Yes.If the rate of interest is substantially revised, the EMI reflexing provision can be made to a housing loan account.
You can make additional payment (more than your EMI) of any amount, at whatever time ahead of the schedule to prepay the credit/loan amount.
The maximum tenure for loan repayment offered by the majority of loan providers is 30 years. For longer tenures, the EMI would be lower which makes it exceptionally enticing to go for a 25-30 year credit/loan. Nonetheless, it is best to take the loan for the briefest tenure you can afford. In a long tenure loan, the interest amount goes very high.

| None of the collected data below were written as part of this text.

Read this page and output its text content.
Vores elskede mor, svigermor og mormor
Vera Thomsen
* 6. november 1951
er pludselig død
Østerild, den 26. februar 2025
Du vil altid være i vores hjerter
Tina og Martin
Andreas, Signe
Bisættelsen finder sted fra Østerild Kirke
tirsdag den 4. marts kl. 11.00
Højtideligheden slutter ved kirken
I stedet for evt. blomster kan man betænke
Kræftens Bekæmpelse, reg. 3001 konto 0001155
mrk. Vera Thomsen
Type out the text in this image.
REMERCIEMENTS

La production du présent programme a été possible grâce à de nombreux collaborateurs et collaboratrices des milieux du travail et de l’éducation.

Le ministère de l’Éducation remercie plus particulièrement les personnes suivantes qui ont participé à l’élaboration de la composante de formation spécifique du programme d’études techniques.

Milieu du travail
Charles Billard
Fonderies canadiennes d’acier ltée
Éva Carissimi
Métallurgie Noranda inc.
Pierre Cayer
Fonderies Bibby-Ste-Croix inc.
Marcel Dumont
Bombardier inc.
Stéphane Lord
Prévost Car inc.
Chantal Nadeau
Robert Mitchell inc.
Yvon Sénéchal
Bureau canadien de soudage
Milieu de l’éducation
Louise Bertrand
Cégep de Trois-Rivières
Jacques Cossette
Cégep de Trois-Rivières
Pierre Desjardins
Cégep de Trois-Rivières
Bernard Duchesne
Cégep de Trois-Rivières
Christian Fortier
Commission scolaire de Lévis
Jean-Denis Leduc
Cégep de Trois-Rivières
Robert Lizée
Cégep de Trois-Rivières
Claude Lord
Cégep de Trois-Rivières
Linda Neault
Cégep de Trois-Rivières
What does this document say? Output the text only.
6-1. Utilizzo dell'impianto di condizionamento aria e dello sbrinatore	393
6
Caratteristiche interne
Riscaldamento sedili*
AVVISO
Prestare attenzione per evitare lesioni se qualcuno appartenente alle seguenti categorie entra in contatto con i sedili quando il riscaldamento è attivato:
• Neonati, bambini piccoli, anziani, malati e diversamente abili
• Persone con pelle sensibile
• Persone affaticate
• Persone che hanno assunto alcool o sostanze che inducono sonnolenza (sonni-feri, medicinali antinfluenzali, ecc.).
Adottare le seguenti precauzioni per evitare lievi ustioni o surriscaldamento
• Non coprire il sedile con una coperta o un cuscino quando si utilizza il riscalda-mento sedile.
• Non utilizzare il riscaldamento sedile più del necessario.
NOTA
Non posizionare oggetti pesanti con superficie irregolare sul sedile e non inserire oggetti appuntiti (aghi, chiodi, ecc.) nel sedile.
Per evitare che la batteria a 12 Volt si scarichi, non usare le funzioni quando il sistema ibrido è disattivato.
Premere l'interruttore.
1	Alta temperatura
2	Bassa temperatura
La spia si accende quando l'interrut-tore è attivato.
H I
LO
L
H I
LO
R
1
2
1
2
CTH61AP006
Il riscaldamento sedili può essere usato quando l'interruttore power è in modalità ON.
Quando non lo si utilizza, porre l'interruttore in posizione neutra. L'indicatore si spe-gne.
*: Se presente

For a 10-year loan, the interest paid is around 57% of the acquired sum which shoots up to around 128% for the 20-year tenure.
Floating interest rate as the name suggests is the rate of interest which varies with current market conditions. Home loans with floating interests are tied to a base rate plus a floating element. So, if the base rate changes the floating interest rate will also be changed.
Fixed interest rate is repayment of your home loans in fixed equal installments over the entire loan period, In this case, the interest rate will not be changed according to market fluctuations. During the early stage of the loan tenure, the majority part of monthly payments are used towards the interest and the principal amount is served in the later stage of the loan tenure.
You will be qualified to claim both the interest and principal elements of your loan repayment for the financial year.
i) Interest can be claimed as a derivation under Section 24. You can assert up to Rs. 150,000 or the actual interest reimbursed whichever is lower. (You can claim this interest only if you have the possession of the house)
ii) .Principal amount can be claimed up to Rs. 100,000 under Section 80C. This is liable to the maximum of Rs 100,000 overall the 80C investments.
iii) You need to present the statement provided by the lender demonstrating the repayment for the year with the interest & principal components.